Vultan answers “it’s a pleasant death! LOL!” and that they’ll indeed be radiated until Zarkov invents a new alternative energy source. Dr. Zarkov does eventually discover a new force of physics to beam the city aloft. He turns on the new beam, powered by an unexplained new infinite force, just in the nick of time, right after Flash Gordon + super-bros explode the atom furnace. No word on what happened with the deadly radioactive fallout from all that radium goin’ up like a roman candle.
Lots of implications here, lots of subtext…
My last post on radium in fracking wastewater was written in part to lay the groundwork for this post… RADIUM: it’s not just for Marie Curie anymore.
RADIUM: coming to an aquifer near you!
there are some disturbing (mildly disturbing, depending on your perspective) themes, images and subtexts in the Flash Gordon serial… pretty sure that I would want to give younger or more sheltered teens an explainer/guided watching… and most of the more disturbing aspects aren’t about radiation…
I understand that the writers want to set up King Vultan and the hawkmen as formidable opponents, so when they turn to aid Flash Gordon against Ming the Merciless, it is a really high stakes event, Vultan and Flash shaking on a Fire Forged Friendship that really matters. In all Flash Gordon incarnations, Vultan ends up friends with Flash Gordon on an “enemy of my enemy” basis, and in the 1979 animated series Flash goes from forced labor at the atom furnaces to Fire Forged Friends in the course of one episode—view it free on Hulu—and his threatening turn feels more like a Challenge of the Week.

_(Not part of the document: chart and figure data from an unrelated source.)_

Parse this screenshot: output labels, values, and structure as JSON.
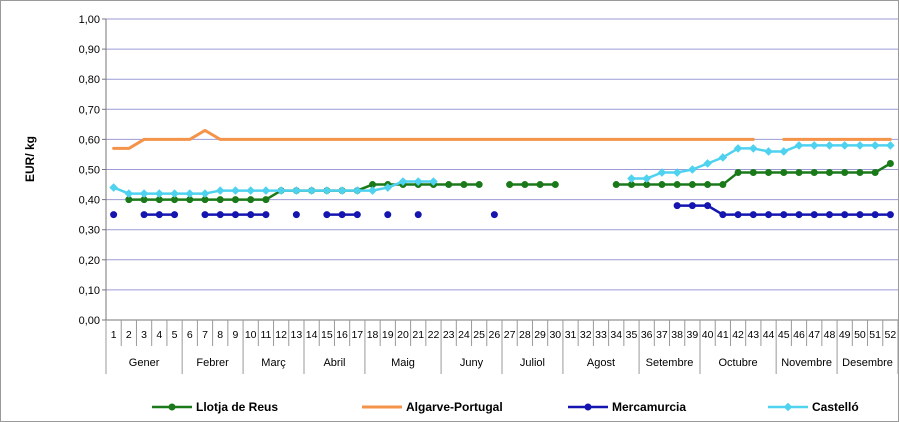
{
  "chart_data": {
    "type": "line",
    "title": "",
    "ylabel": "EUR/ kg",
    "xlabel": "",
    "ylim": [
      0,
      1
    ],
    "yticks": [
      "0,00",
      "0,10",
      "0,20",
      "0,30",
      "0,40",
      "0,50",
      "0,60",
      "0,70",
      "0,80",
      "0,90",
      "1,00"
    ],
    "ytick_values": [
      0,
      0.1,
      0.2,
      0.3,
      0.4,
      0.5,
      0.6,
      0.7,
      0.8,
      0.9,
      1.0
    ],
    "weeks": [
      "1",
      "2",
      "3",
      "4",
      "5",
      "6",
      "7",
      "8",
      "9",
      "10",
      "11",
      "12",
      "13",
      "14",
      "15",
      "16",
      "17",
      "18",
      "19",
      "20",
      "21",
      "22",
      "23",
      "24",
      "25",
      "26",
      "27",
      "28",
      "29",
      "30",
      "31",
      "32",
      "33",
      "34",
      "35",
      "36",
      "37",
      "38",
      "39",
      "40",
      "41",
      "42",
      "43",
      "44",
      "45",
      "46",
      "47",
      "48",
      "49",
      "50",
      "51",
      "52"
    ],
    "months": [
      {
        "label": "Gener",
        "start_week": 1,
        "end_week": 5
      },
      {
        "label": "Febrer",
        "start_week": 6,
        "end_week": 9
      },
      {
        "label": "Març",
        "start_week": 10,
        "end_week": 13
      },
      {
        "label": "Abril",
        "start_week": 14,
        "end_week": 17
      },
      {
        "label": "Maig",
        "start_week": 18,
        "end_week": 22
      },
      {
        "label": "Juny",
        "start_week": 23,
        "end_week": 26
      },
      {
        "label": "Juliol",
        "start_week": 27,
        "end_week": 30
      },
      {
        "label": "Agost",
        "start_week": 31,
        "end_week": 35
      },
      {
        "label": "Setembre",
        "start_week": 36,
        "end_week": 39
      },
      {
        "label": "Octubre",
        "start_week": 40,
        "end_week": 44
      },
      {
        "label": "Novembre",
        "start_week": 45,
        "end_week": 48
      },
      {
        "label": "Desembre",
        "start_week": 49,
        "end_week": 52
      }
    ],
    "grid": true,
    "legend_position": "bottom",
    "series": [
      {
        "name": "Llotja de Reus",
        "color": "#1a7a1a",
        "marker": "circle",
        "values": [
          null,
          0.4,
          0.4,
          0.4,
          0.4,
          0.4,
          0.4,
          0.4,
          0.4,
          0.4,
          0.4,
          0.43,
          0.43,
          0.43,
          0.43,
          0.43,
          0.43,
          0.45,
          0.45,
          0.45,
          0.45,
          0.45,
          0.45,
          0.45,
          0.45,
          null,
          0.45,
          0.45,
          0.45,
          0.45,
          null,
          null,
          null,
          0.45,
          0.45,
          0.45,
          0.45,
          0.45,
          0.45,
          0.45,
          0.45,
          0.49,
          0.49,
          0.49,
          0.49,
          0.49,
          0.49,
          0.49,
          0.49,
          0.49,
          0.49,
          0.52
        ]
      },
      {
        "name": "Algarve-Portugal",
        "color": "#f4934a",
        "marker": "none",
        "values": [
          0.57,
          0.57,
          0.6,
          0.6,
          0.6,
          0.6,
          0.63,
          0.6,
          0.6,
          0.6,
          0.6,
          0.6,
          0.6,
          0.6,
          0.6,
          0.6,
          0.6,
          0.6,
          0.6,
          0.6,
          0.6,
          0.6,
          0.6,
          0.6,
          0.6,
          0.6,
          0.6,
          0.6,
          0.6,
          0.6,
          0.6,
          0.6,
          0.6,
          0.6,
          0.6,
          0.6,
          0.6,
          0.6,
          0.6,
          0.6,
          0.6,
          0.6,
          0.6,
          null,
          0.6,
          0.6,
          0.6,
          0.6,
          0.6,
          0.6,
          0.6,
          0.6
        ]
      },
      {
        "name": "Mercamurcia",
        "color": "#1515b0",
        "marker": "circle",
        "values": [
          0.35,
          null,
          0.35,
          0.35,
          0.35,
          null,
          0.35,
          0.35,
          0.35,
          0.35,
          0.35,
          null,
          0.35,
          null,
          0.35,
          0.35,
          0.35,
          null,
          0.35,
          null,
          0.35,
          null,
          null,
          null,
          null,
          0.35,
          null,
          null,
          null,
          null,
          null,
          null,
          null,
          null,
          null,
          null,
          null,
          0.38,
          0.38,
          0.38,
          0.35,
          0.35,
          0.35,
          0.35,
          0.35,
          0.35,
          0.35,
          0.35,
          0.35,
          0.35,
          0.35,
          0.35
        ]
      },
      {
        "name": "Castelló",
        "color": "#4fd2ef",
        "marker": "diamond",
        "values": [
          0.44,
          0.42,
          0.42,
          0.42,
          0.42,
          0.42,
          0.42,
          0.43,
          0.43,
          0.43,
          0.43,
          0.43,
          0.43,
          0.43,
          0.43,
          0.43,
          0.43,
          0.43,
          0.44,
          0.46,
          0.46,
          0.46,
          null,
          null,
          null,
          null,
          null,
          null,
          null,
          null,
          null,
          null,
          null,
          null,
          0.47,
          0.47,
          0.49,
          0.49,
          0.5,
          0.52,
          0.54,
          0.57,
          0.57,
          0.56,
          0.56,
          0.58,
          0.58,
          0.58,
          0.58,
          0.58,
          0.58,
          0.58
        ]
      }
    ]
  }
}
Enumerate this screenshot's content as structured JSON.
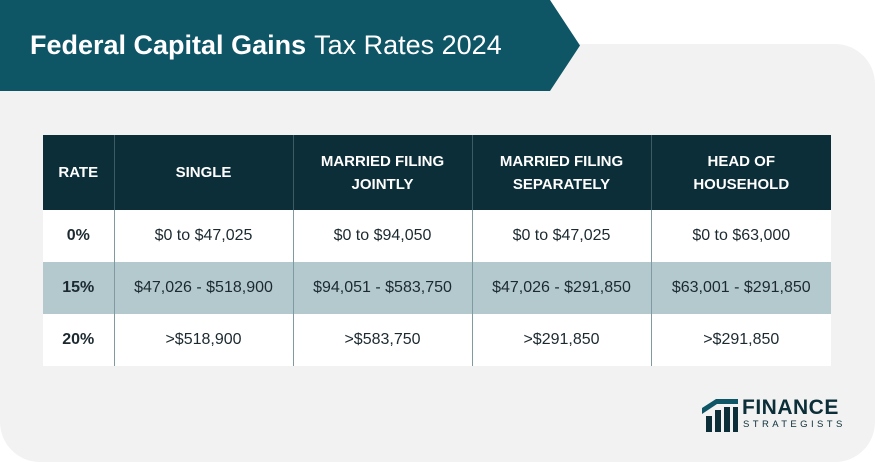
{
  "title": {
    "bold": "Federal Capital Gains",
    "regular": "Tax Rates 2024"
  },
  "table": {
    "headers": [
      [
        "RATE"
      ],
      [
        "SINGLE"
      ],
      [
        "MARRIED FILING",
        "JOINTLY"
      ],
      [
        "MARRIED FILING",
        "SEPARATELY"
      ],
      [
        "HEAD OF",
        "HOUSEHOLD"
      ]
    ],
    "rows": [
      [
        "0%",
        "$0 to $47,025",
        "$0 to $94,050",
        "$0 to $47,025",
        "$0 to $63,000"
      ],
      [
        "15%",
        "$47,026 - $518,900",
        "$94,051 - $583,750",
        "$47,026 - $291,850",
        "$63,001 - $291,850"
      ],
      [
        "20%",
        ">$518,900",
        ">$583,750",
        ">$291,850",
        ">$291,850"
      ]
    ]
  },
  "logo": {
    "line1": "FINANCE",
    "line2": "STRATEGISTS",
    "icon": "bar-chart-logo-icon"
  },
  "colors": {
    "banner": "#0e5566",
    "header": "#0b2e38",
    "shaded_row": "#b3c9cd",
    "background": "#f2f2f2"
  }
}
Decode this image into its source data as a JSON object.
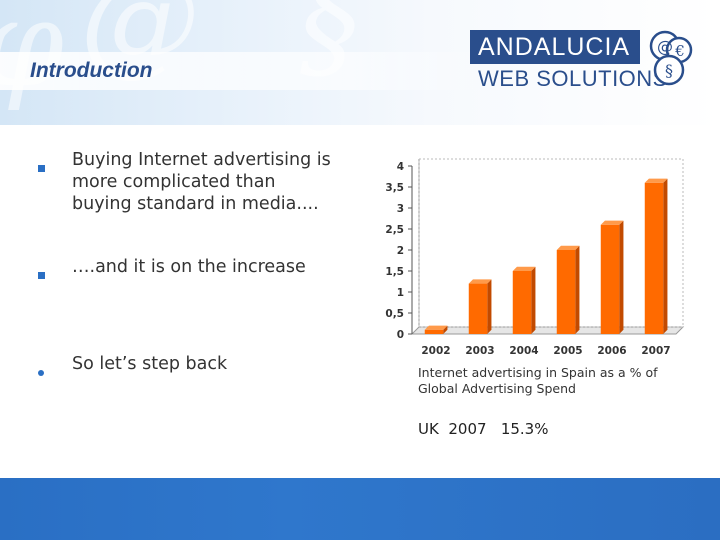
{
  "slide": {
    "title": "Introduction"
  },
  "logo": {
    "line1": "ANDALUCIA",
    "line2": "WEB SOLUTIONS",
    "colors": {
      "primary": "#2a4e8c",
      "accent": "#ff6a00"
    }
  },
  "bullets": [
    {
      "marker": "square",
      "lines": [
        "Buying Internet advertising  is",
        "more complicated than",
        "buying standard in media...."
      ]
    },
    {
      "marker": "square",
      "lines": [
        "….and it is on the increase"
      ]
    },
    {
      "marker": "dot",
      "lines": [
        "So let’s step back"
      ]
    }
  ],
  "chart_data": {
    "type": "bar",
    "title": "",
    "xlabel": "",
    "ylabel": "",
    "categories": [
      "2002",
      "2003",
      "2004",
      "2005",
      "2006",
      "2007"
    ],
    "values": [
      0.1,
      1.2,
      1.5,
      2.0,
      2.6,
      3.6
    ],
    "yticks": [
      "0",
      "0,5",
      "1",
      "1,5",
      "2",
      "2,5",
      "3",
      "3,5",
      "4"
    ],
    "ylim": [
      0,
      4
    ],
    "grid": false,
    "bar_color": "#ff6a00",
    "bar_side_color": "#c24a00"
  },
  "caption": {
    "line1": "Internet advertising in Spain as a % of",
    "line2": "Global Advertising Spend"
  },
  "uk_note": "UK  2007   15.3%",
  "colors": {
    "footer": "#2a6fc4",
    "bullet": "#2a6fc4",
    "title": "#2a4e8c"
  }
}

But here, King Vultan is closer to a serious villain. Though he has some human moments, like trying to get Dale to eat her roast beast, Vultan electric-tortures, radiates, and almost executes Flash!
And then there’s this…
Thank you for reading! Hope I gave some nutritious food for thought…
The hawkmen continue to echo down the decades, not just in the many subsequent and new Flash Gordon works, but in the DC universe, the Justice League and related content… since the DC Comics heroes Hawkman, Hawkwoman, Hawkgirl, et al were inspired by the Hawkmen in Alex Raymond’s founding Flash Gordon comic strip. Hawkman creator Dennis Neville said that he modeled his Hawkman design on the hawkmen of the sky city on planet Mongo. I feel that the Silver Age Hawkman, Hawkgirl and other Hawk-characters, hailing from crystal spiresque high towers (sky city-like) on the distant planet Thanagar, are an even more direct homage to the old Raymond comic strips.

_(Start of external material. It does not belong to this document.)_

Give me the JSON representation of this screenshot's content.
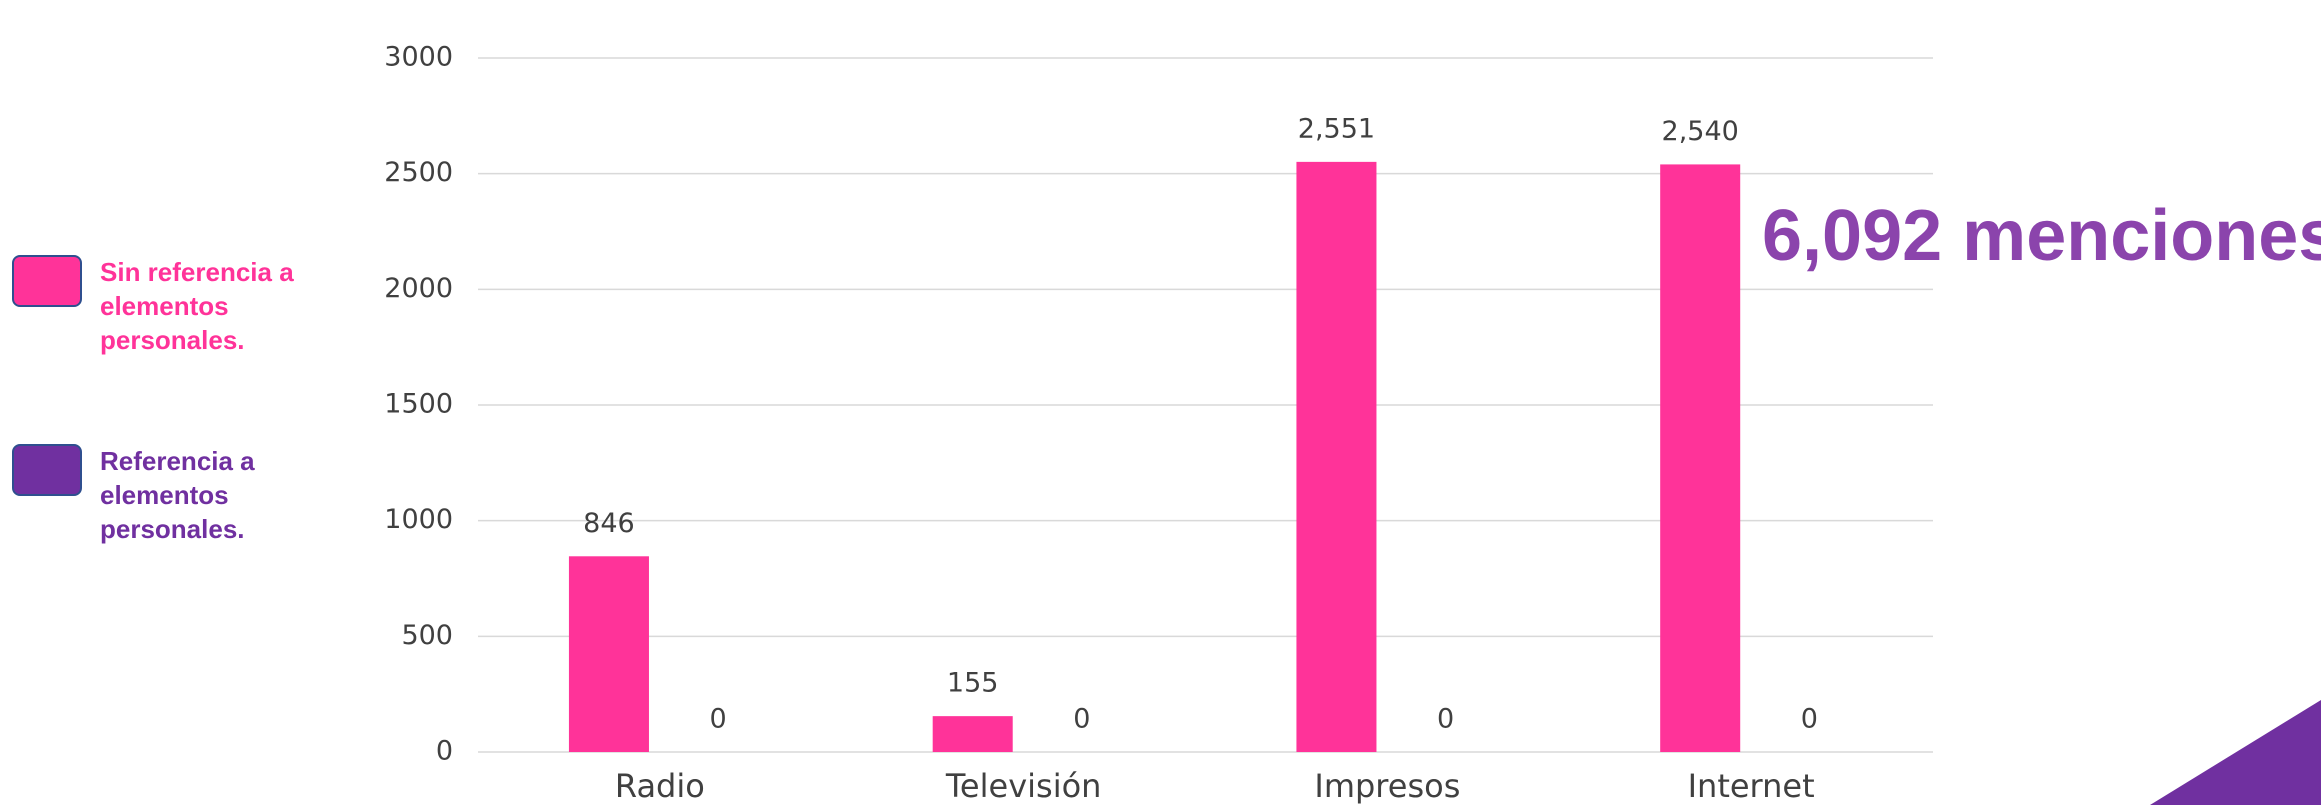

Tropes in Flash Gordon serial – TVtropes.org – listing some of the cultural tropes invented or employed by the Flash Gordon serial
Know Thy History: Flash Gordon – from the excellent comics review blog The Webcomic Overlook
Tip of the hat to the wondiferous disability-in-moving-pictures blogger spaaaaaaaaaaaaaaaaaaaaaaaaaaaaaaacecrip for inspiring me to blog about film again.

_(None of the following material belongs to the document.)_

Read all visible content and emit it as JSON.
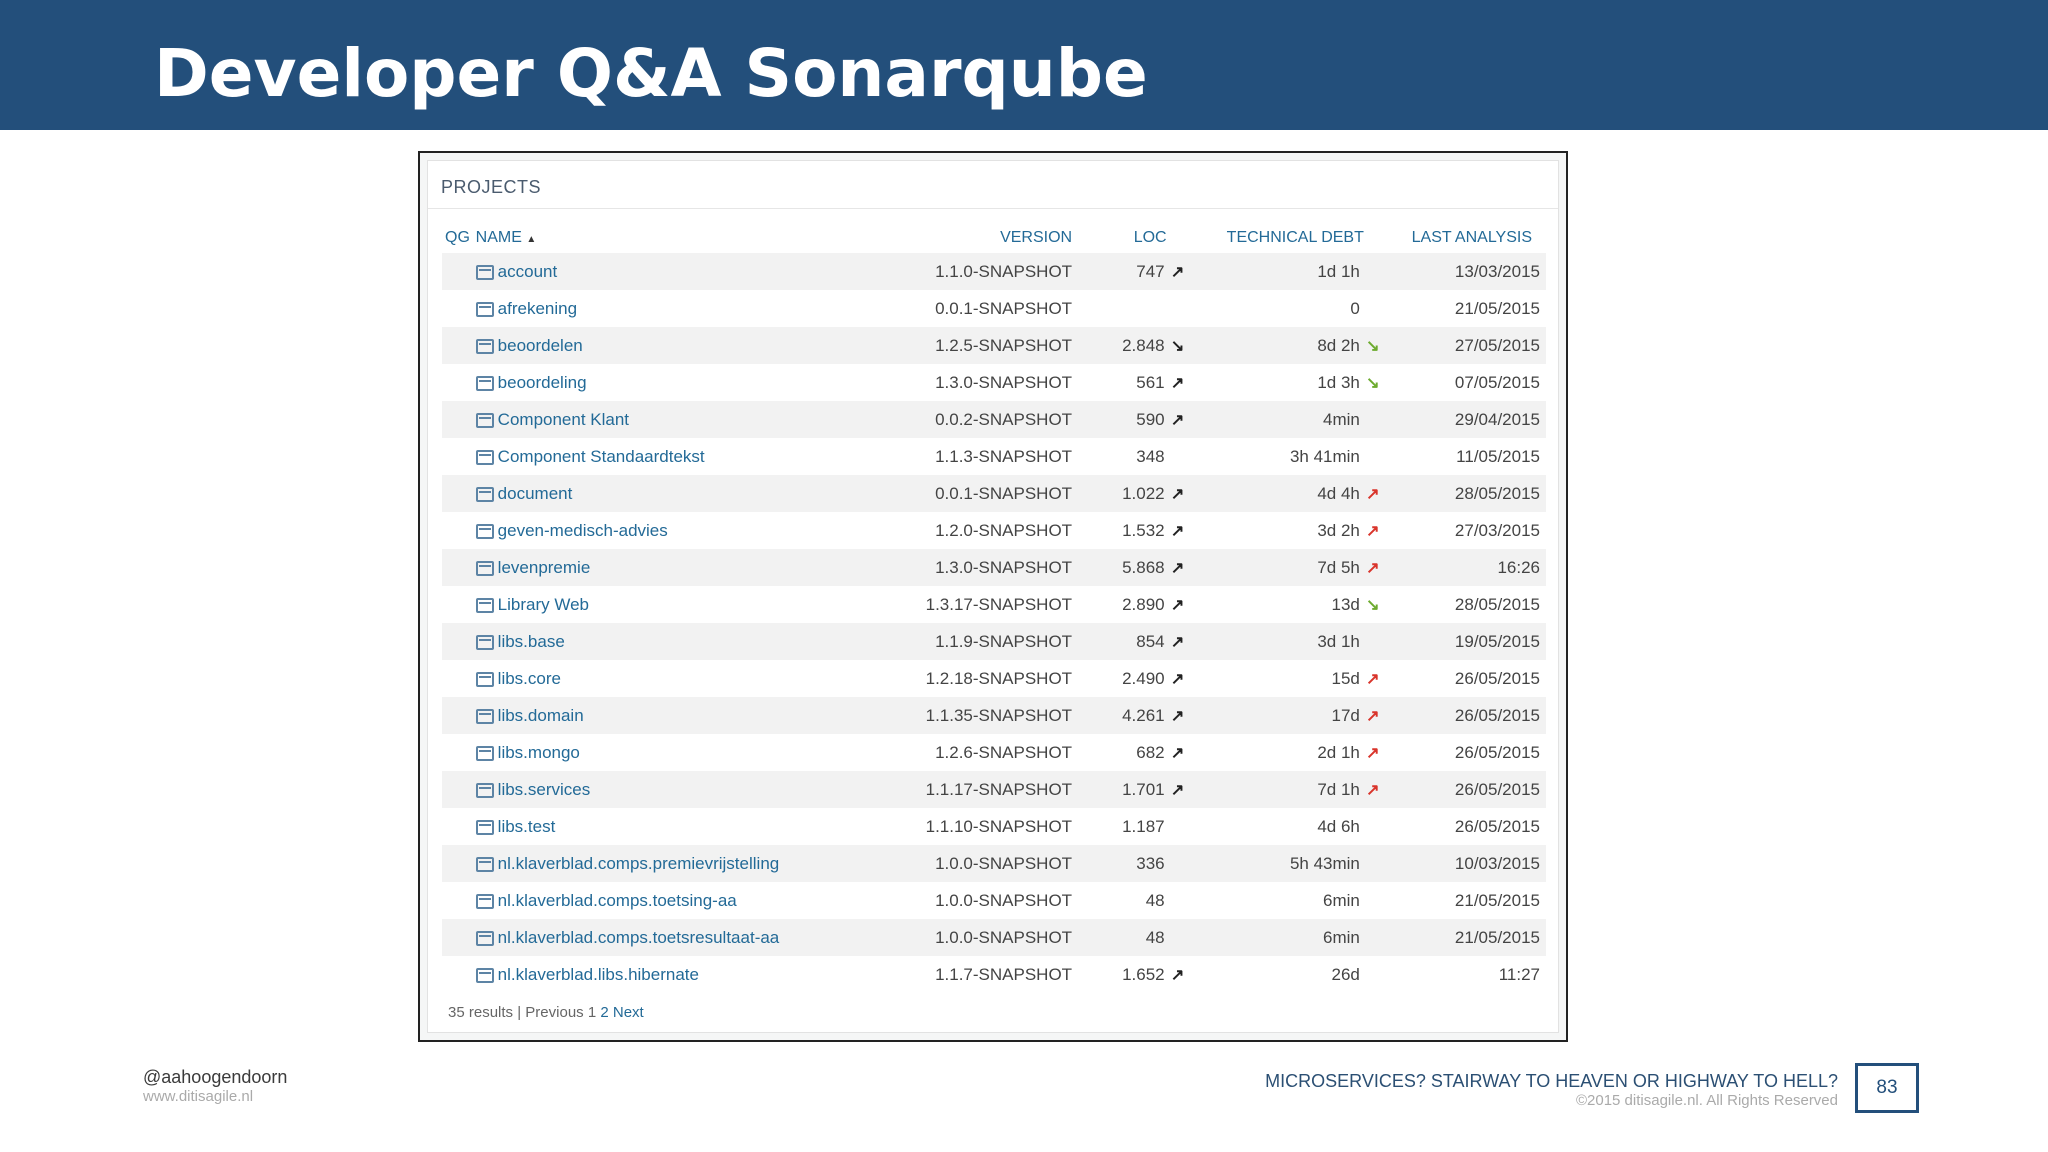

1. Especially during the War with Imperial Japan, racist depictions of Asians hit an all-time low. In the original Batman serial (1943) they refer to Japanese internment as “…the wise government rounded up the shifty-eyed japs” (view on youtube). Though the concept of internment is inadvertently revealed as failed and ineffective moments later, when the evil genius and supervillain Dr. Daka, Hirohito’s baddest agent, is introduced as the antagonist, conspicuously non-imprisoned and unfettered in his evil-doing. I hate the sugarcoating and outright omitting of the ugly moments of our history, and I want my descriptions of the past to feel near as close to the real and biting reality of the people who lived it as possible in blag format.
2. Princess Aura is one badass woman, probably ahead of her time, but she is also really complicated. She can evil-rescue Flash, seem the heroine one moment, seem villainess the next… In the animated series, done by the He-Man producers, she’s largely a copy/paste of their She-ra animations, but is more the Action Girl than in the old serial, where she’s daddy’s little villainess exemplified, but villainess wanting the hero always applies…
3. something akin to a fifth force of nature may still be possible, if physicists can figure out dark energy/matter.